第63章
It was natural that at such a time, when success great than had been expected had attended the efforts of the Liberals, when some dozen unexpected votes had been acquired, the leading politicians of that party should have found themselves compelled to look about them and see how these good things might be utilised. In February they certainly had not expected to be called to power in the course of the existing session. Perhaps they did not expect it yet. There was still a Conservative majority,--though but a small majority. But the strength of the minority consisted, not in the fact that the majority against them was small, but that it was decreasing. How quickly does the snowball grow into hugeness as it is rolled on;--but when the change comes in the weather how quickly does it melt, and before it is gone become a thing ugly, weak and formless! Where is the individual who does not assert to himself that he would be more loyal to a falling than to a rising friend?
Such is perhaps the nature of each one of us. But when any large number of men act together, the falling friend is apt to be deserted. There was a general feeling among politicians that Lord Drummond's ministry,--or Sir Timothy's--was failing, and the Liberals, though they could not yet count the votes by which they might hope to be supported in power, nevertheless felt that they ought to be looking to their arms.
There had been a coalition. They who are well read in the political literature of their country will remember all about that.

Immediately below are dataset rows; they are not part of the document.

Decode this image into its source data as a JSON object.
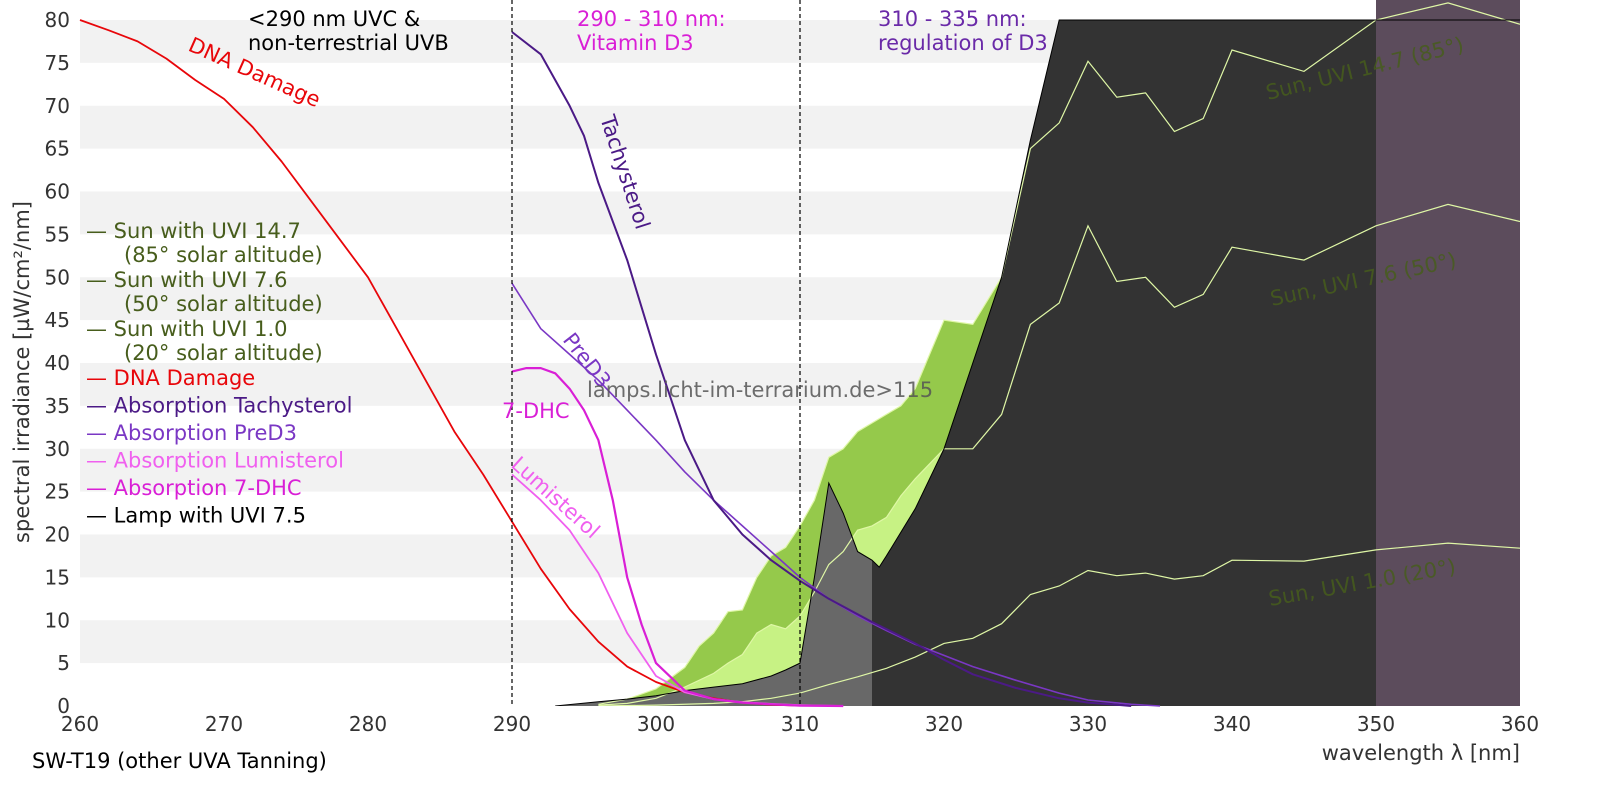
{
  "lamp_name": "SW-T19 (other UVA Tanning)",
  "watermark": "lamps.licht-im-terrarium.de>115",
  "colors": {
    "dna": "#e8060a",
    "tachysterol": "#4b1a86",
    "pred3": "#7a37c4",
    "lumisterol": "#f060ef",
    "dhc": "#d91fd6",
    "lamp": "#000000",
    "sun": "#475d1c",
    "sun_fill_high": "#95c94b",
    "sun_fill_mid": "#c7f284",
    "sun_line": "#dff7a6",
    "lamp_fill_dark": "#333333",
    "lamp_fill_mid": "#686868",
    "uva_band": "#5c4c5c",
    "grid_band": "#f2f2f2",
    "dashed": "#000000",
    "lamp_name": "#101090"
  },
  "regions": [
    {
      "lines": [
        "<290 nm UVC &",
        "non-terrestrial UVB"
      ],
      "color": "#000000"
    },
    {
      "lines": [
        "290 - 310 nm:",
        "Vitamin D3"
      ],
      "color": "#d91fd6"
    },
    {
      "lines": [
        "310 - 335 nm:",
        "regulation of D3"
      ],
      "color": "#6a2aa8"
    }
  ],
  "curve_labels": {
    "dna": "DNA Damage",
    "tachysterol": "Tachysterol",
    "pred3": "PreD3",
    "dhc": "7-DHC",
    "lumisterol": "Lumisterol",
    "sun_high": "Sun, UVI 14.7 (85°)",
    "sun_mid": "Sun, UVI 7.6 (50°)",
    "sun_low": "Sun, UVI 1.0 (20°)"
  },
  "legend": [
    {
      "line1": "— Sun with UVI 14.7",
      "line2": "(85° solar altitude)",
      "color": "#475d1c"
    },
    {
      "line1": "— Sun with UVI 7.6",
      "line2": "(50° solar altitude)",
      "color": "#475d1c"
    },
    {
      "line1": "— Sun with UVI 1.0",
      "line2": "(20° solar altitude)",
      "color": "#475d1c"
    },
    {
      "line1": "— DNA Damage",
      "line2": "",
      "color": "#e8060a"
    },
    {
      "line1": "— Absorption Tachysterol",
      "line2": "",
      "color": "#4b1a86"
    },
    {
      "line1": "— Absorption PreD3",
      "line2": "",
      "color": "#7a37c4"
    },
    {
      "line1": "— Absorption Lumisterol",
      "line2": "",
      "color": "#f060ef"
    },
    {
      "line1": "— Absorption 7-DHC",
      "line2": "",
      "color": "#d91fd6"
    },
    {
      "line1": "— Lamp with UVI 7.5",
      "line2": "",
      "color": "#000000"
    }
  ],
  "chart_data": {
    "type": "line",
    "xlabel": "wavelength λ [nm]",
    "ylabel": "spectral irradiance [µW/cm²/nm]",
    "xlim": [
      260,
      360
    ],
    "ylim": [
      0,
      80
    ],
    "xticks": [
      260,
      270,
      280,
      290,
      300,
      310,
      320,
      330,
      340,
      350,
      360
    ],
    "yticks": [
      0,
      5,
      10,
      15,
      20,
      25,
      30,
      35,
      40,
      45,
      50,
      55,
      60,
      65,
      70,
      75,
      80
    ],
    "grid": "horizontal bands",
    "legend_position": "left",
    "region_boundaries": [
      290,
      310
    ],
    "uva_band": [
      350,
      360
    ],
    "series": [
      {
        "name": "DNA Damage",
        "key": "dna",
        "x": [
          260,
          262,
          264,
          266,
          268,
          270,
          272,
          274,
          276,
          278,
          280,
          282,
          284,
          286,
          288,
          290,
          292,
          294,
          296,
          298,
          300,
          302,
          304,
          306,
          308,
          310
        ],
        "y": [
          80,
          78.8,
          77.5,
          75.5,
          73,
          70.8,
          67.5,
          63.5,
          59,
          54.5,
          50,
          44,
          38,
          32,
          27,
          21.5,
          16,
          11.3,
          7.5,
          4.6,
          2.8,
          1.6,
          0.9,
          0.4,
          0.15,
          0.05
        ]
      },
      {
        "name": "Absorption Tachysterol",
        "key": "tachysterol",
        "x": [
          290,
          292,
          294,
          295,
          296,
          298,
          300,
          302,
          304,
          306,
          308,
          310,
          312,
          315,
          318,
          320,
          322,
          325,
          328,
          330,
          332,
          333
        ],
        "y": [
          78.6,
          76,
          70,
          66.5,
          61,
          52,
          41,
          31,
          24,
          20,
          17,
          14.6,
          12.5,
          9.8,
          7.3,
          5.4,
          3.7,
          2.1,
          0.9,
          0.4,
          0.15,
          0
        ]
      },
      {
        "name": "Absorption PreD3",
        "key": "pred3",
        "x": [
          290,
          292,
          294,
          296,
          298,
          300,
          302,
          304,
          306,
          308,
          310,
          312,
          314,
          316,
          318,
          320,
          322,
          325,
          328,
          330,
          333,
          335
        ],
        "y": [
          49.3,
          44,
          41,
          38,
          34.5,
          31,
          27.3,
          24,
          21,
          18,
          15,
          12.5,
          10.5,
          8.8,
          7.2,
          5.9,
          4.6,
          3,
          1.5,
          0.7,
          0.2,
          0
        ]
      },
      {
        "name": "Absorption Lumisterol",
        "key": "lumisterol",
        "x": [
          290,
          291,
          292,
          294,
          296,
          298,
          300,
          302,
          304,
          306,
          308,
          310,
          313
        ],
        "y": [
          27,
          25.5,
          24,
          20.5,
          15.5,
          8.5,
          3.5,
          1.6,
          0.8,
          0.45,
          0.25,
          0.1,
          0
        ]
      },
      {
        "name": "Absorption 7-DHC",
        "key": "dhc",
        "x": [
          290,
          291,
          292,
          293,
          294,
          295,
          296,
          297,
          298,
          299,
          300,
          302,
          304,
          306,
          308,
          310,
          313
        ],
        "y": [
          39,
          39.4,
          39.4,
          38.8,
          37,
          34.5,
          31,
          24,
          15,
          9.5,
          5,
          1.8,
          0.8,
          0.4,
          0.2,
          0.05,
          0
        ]
      },
      {
        "name": "Sun with UVI 14.7",
        "key": "sun_high",
        "x": [
          296,
          298,
          300,
          302,
          303,
          304,
          305,
          306,
          307,
          308,
          309,
          310,
          311,
          312,
          313,
          314,
          315,
          316,
          317,
          318,
          319,
          320,
          322,
          324,
          326,
          328,
          330,
          332,
          334,
          336,
          338,
          340,
          345,
          350,
          355,
          360
        ],
        "y": [
          0.2,
          0.8,
          2,
          4.5,
          7,
          8.5,
          11,
          11.2,
          15,
          17.5,
          18.5,
          21,
          24,
          29,
          30,
          32,
          33,
          34,
          35,
          37,
          41,
          45,
          44.5,
          50,
          65,
          68,
          75.2,
          71,
          71.5,
          67,
          68.5,
          76.5,
          74,
          80,
          82,
          79.5
        ]
      },
      {
        "name": "Sun with UVI 7.6",
        "key": "sun_mid",
        "x": [
          296,
          298,
          300,
          302,
          304,
          305,
          306,
          307,
          308,
          309,
          310,
          311,
          312,
          313,
          314,
          315,
          316,
          317,
          318,
          320,
          322,
          324,
          326,
          328,
          330,
          332,
          334,
          336,
          338,
          340,
          345,
          350,
          355,
          360
        ],
        "y": [
          0.1,
          0.3,
          0.9,
          2.2,
          3.8,
          5,
          6,
          8.5,
          9.5,
          9,
          10.5,
          13.3,
          16.5,
          18,
          20.5,
          21,
          22,
          24.5,
          26.5,
          30,
          30,
          34,
          44.5,
          47,
          56,
          49.5,
          50,
          46.5,
          48,
          53.5,
          52,
          56,
          58.5,
          56.5
        ]
      },
      {
        "name": "Sun with UVI 1.0",
        "key": "sun_low",
        "x": [
          296,
          300,
          304,
          306,
          308,
          310,
          312,
          314,
          316,
          318,
          320,
          322,
          324,
          326,
          328,
          330,
          332,
          334,
          336,
          338,
          340,
          345,
          350,
          355,
          360
        ],
        "y": [
          0,
          0.1,
          0.3,
          0.5,
          0.9,
          1.5,
          2.5,
          3.4,
          4.4,
          5.7,
          7.3,
          7.9,
          9.6,
          13,
          14,
          15.8,
          15.2,
          15.5,
          14.8,
          15.2,
          17,
          16.9,
          18.2,
          19,
          18.4
        ]
      },
      {
        "name": "Lamp with UVI 7.5",
        "key": "lamp",
        "x": [
          293,
          296,
          298,
          300,
          302,
          304,
          306,
          308,
          309,
          310,
          311,
          312,
          313,
          314,
          315,
          315.5,
          316,
          318,
          320,
          322,
          324,
          325,
          326,
          327,
          328,
          329,
          360
        ],
        "y": [
          0,
          0.5,
          0.8,
          1.2,
          1.8,
          2.2,
          2.6,
          3.5,
          4.2,
          5,
          15,
          26,
          22.5,
          18,
          17,
          16.2,
          17.5,
          23,
          30,
          40,
          50,
          58,
          66,
          73,
          80,
          80,
          80
        ]
      }
    ]
  }
}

It had perhaps succeeded in doing that for which it had been intended. The Queen's government had been carried on for two or three years. The Duke of Omnium had been the head of that Ministry; but, during those years had suffered so much as to have become utterly ashamed of the coalition,--so much as to have said often to himself that under no circumstances would he again join any Ministry. At this time there was no idea of another coalition.
That is a state of things which cannot come about frequently,--which can only be reproduced by men who have never hitherto felt the mean insipidity of such a condition. But they who had served on the Liberal side in that coalition must again put their shoulders to the wheel. Of course it was in every man's mouth that the Duke must be induced to forget his miseries and once more to take upon himself the duties of an active servant of the State.
But they who were most anxious on the subject, such men as Lord Cantrip, Mr Monk, our old friend Phineas Finn, and a few others, were almost afraid to approach him. At the moment when the coalition was broken up he had been very bitter in spirit, apparently almost arrogant, holding himself aloof from his late colleagues,--and since that, troubles had come to him, which had aggravated the soreness of his heart. His wife had died, and he had suffered much through his children. What Lord Silverbridge had done at Oxford was a matter of general conversation, and also what he had not done.
That the heir of the family should have become a renegade in politics was supposed to have greatly affected the father. Now Lord Gerald had been expelled from Cambridge, and Silverbridge was on the turf in conjunction with Major Tifto! Something, too, had oozed out into general ears about Lady Mary,--something which should have been kept secret as the grave. It had therefore come to pass that it was difficult even to address the Duke.
There was but one man, and but one, who could do this with ease to himself;--and that man was at last put into motion at the instance of the leaders of the party. The old Duke of St Bungay wrote the following letter to the Duke of Omnium. The letter purported to be an excuse for the writer's own defalcations. But the chief object of the writer was to induce the younger Duke once more to submit to harness.
'Longroyston, 3 June, 187-
'DEAR DUKE OF OMNIUM, 'How quickly the things come round! I had thought that I should never again have been called upon even to think of the formation of another Liberal Ministry; and now, though it was but yesterday that were all telling ourselves that we were thoroughly manumitted from our labours by the altered opinions of the country, sundry of our old friends have again been putting their heads together.
'Did they not do so they would neglect a manifest duty. Nothing is more essential to the political well-being of the country than that the leaders on both sides in politics should be prepared for their duties. But for myself, I am bound at last to put in the old plea with a determination that it shall be respected. "Solve senescentem." It is now, if I calculate rightly, exactly fifty years since I first entered public life in obedience to the advice of Lord Grey. I had then already sat five years in the House of Commons. I had assisted humbly in the emancipation of the Roman Catholics, and have learned by the legislative troubles of just half a century that those whom we then invited to sit with us in Parliament have been in all things our worst enemies. But what then? had we benefited only those who love us, would not the sinners also,--or even the Tories,--have done as much as that?
'But such memories are of no avail now. I write to say that after so much of active political life, I will at last retire. My friends when they see me inspecting a pigsty or picking a peach are apt to remind me that I can still stand on my legs, and with more of compliment than of kindness will argue therefore that I ought still to undertake active duties in Parliament. I can select my own hours for pigs and peaches, and should I, through the dotage of age, make mistakes as to the breeding of one or the flavour of the other, the harm done will not go far. In politics I have done my work. What you and others in the arena do will interest me more than all other things in this world, I think and hope, to my dying day. But I will not trouble the workers with the querulousness of old age.